Говорил о надобности прощения и милосердия, о том, что сильно искушение, а люди подвержены омрачению и злобе, о том, что новгородцы поняли и признали свою вину перед великим князем, готовы вновь принять его на прежней Феоктистовой грамоте, коли будет он так же милостив, как бывал уж милостив к ним. Просил отпустить аманатов и боле не задерживать купцов на Твери — с одними шведами да немцами торговать, мол, им мало выгоды стало, потому как немецким товаром не то что амбары и склады, а все лодьи забиты, и хорошо б тот товар, как раньше, на Русь пустить, от того и Низовой Руси, мол, выгода будет.

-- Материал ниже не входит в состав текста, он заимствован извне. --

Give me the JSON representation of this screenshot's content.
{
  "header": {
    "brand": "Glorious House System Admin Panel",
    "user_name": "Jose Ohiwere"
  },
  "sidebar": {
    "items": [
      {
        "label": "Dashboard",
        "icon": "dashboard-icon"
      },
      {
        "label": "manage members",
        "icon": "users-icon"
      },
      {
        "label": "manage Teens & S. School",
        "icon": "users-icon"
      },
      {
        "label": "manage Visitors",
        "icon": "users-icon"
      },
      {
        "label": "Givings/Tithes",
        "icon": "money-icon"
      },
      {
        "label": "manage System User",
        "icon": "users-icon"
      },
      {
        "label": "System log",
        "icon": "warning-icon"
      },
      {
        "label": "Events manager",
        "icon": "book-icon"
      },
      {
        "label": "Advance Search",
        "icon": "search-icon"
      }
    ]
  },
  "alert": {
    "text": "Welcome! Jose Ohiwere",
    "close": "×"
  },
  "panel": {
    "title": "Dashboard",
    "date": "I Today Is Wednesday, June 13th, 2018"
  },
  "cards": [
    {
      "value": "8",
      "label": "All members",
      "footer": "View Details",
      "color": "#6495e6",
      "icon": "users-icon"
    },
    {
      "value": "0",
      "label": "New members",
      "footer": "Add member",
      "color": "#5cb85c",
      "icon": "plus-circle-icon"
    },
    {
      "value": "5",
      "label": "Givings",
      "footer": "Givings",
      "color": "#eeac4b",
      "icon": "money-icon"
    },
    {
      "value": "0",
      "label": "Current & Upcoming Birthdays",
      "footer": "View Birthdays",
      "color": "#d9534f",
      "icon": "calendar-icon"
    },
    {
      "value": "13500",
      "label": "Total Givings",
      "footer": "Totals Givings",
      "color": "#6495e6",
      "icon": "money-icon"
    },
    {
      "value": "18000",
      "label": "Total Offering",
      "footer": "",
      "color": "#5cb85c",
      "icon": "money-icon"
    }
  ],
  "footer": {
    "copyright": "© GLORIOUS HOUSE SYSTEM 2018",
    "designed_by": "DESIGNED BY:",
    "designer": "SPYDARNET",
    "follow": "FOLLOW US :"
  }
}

Михаил Ярославич слушал его и не слышал — скучен ему стал владыка.
— Что ж, великий князь, — архиепископ вздохнул и развел руками, — желаем спокойствия и тишины.
— Что ж Москва-то, не дала вам покоя?
— Омрачены были, великий князь.
— Больно вы легко омрачаетесь, — усмехнулся Михаил Ярославич.
— Невоздержны, — согласился владыка. — Однако ныне со всей Русью без распри желаем жить.
«Поздно, поздно, святый отче, — про себя подумал великий князь, — не дали вы мне Русь-то собрать, не дали…»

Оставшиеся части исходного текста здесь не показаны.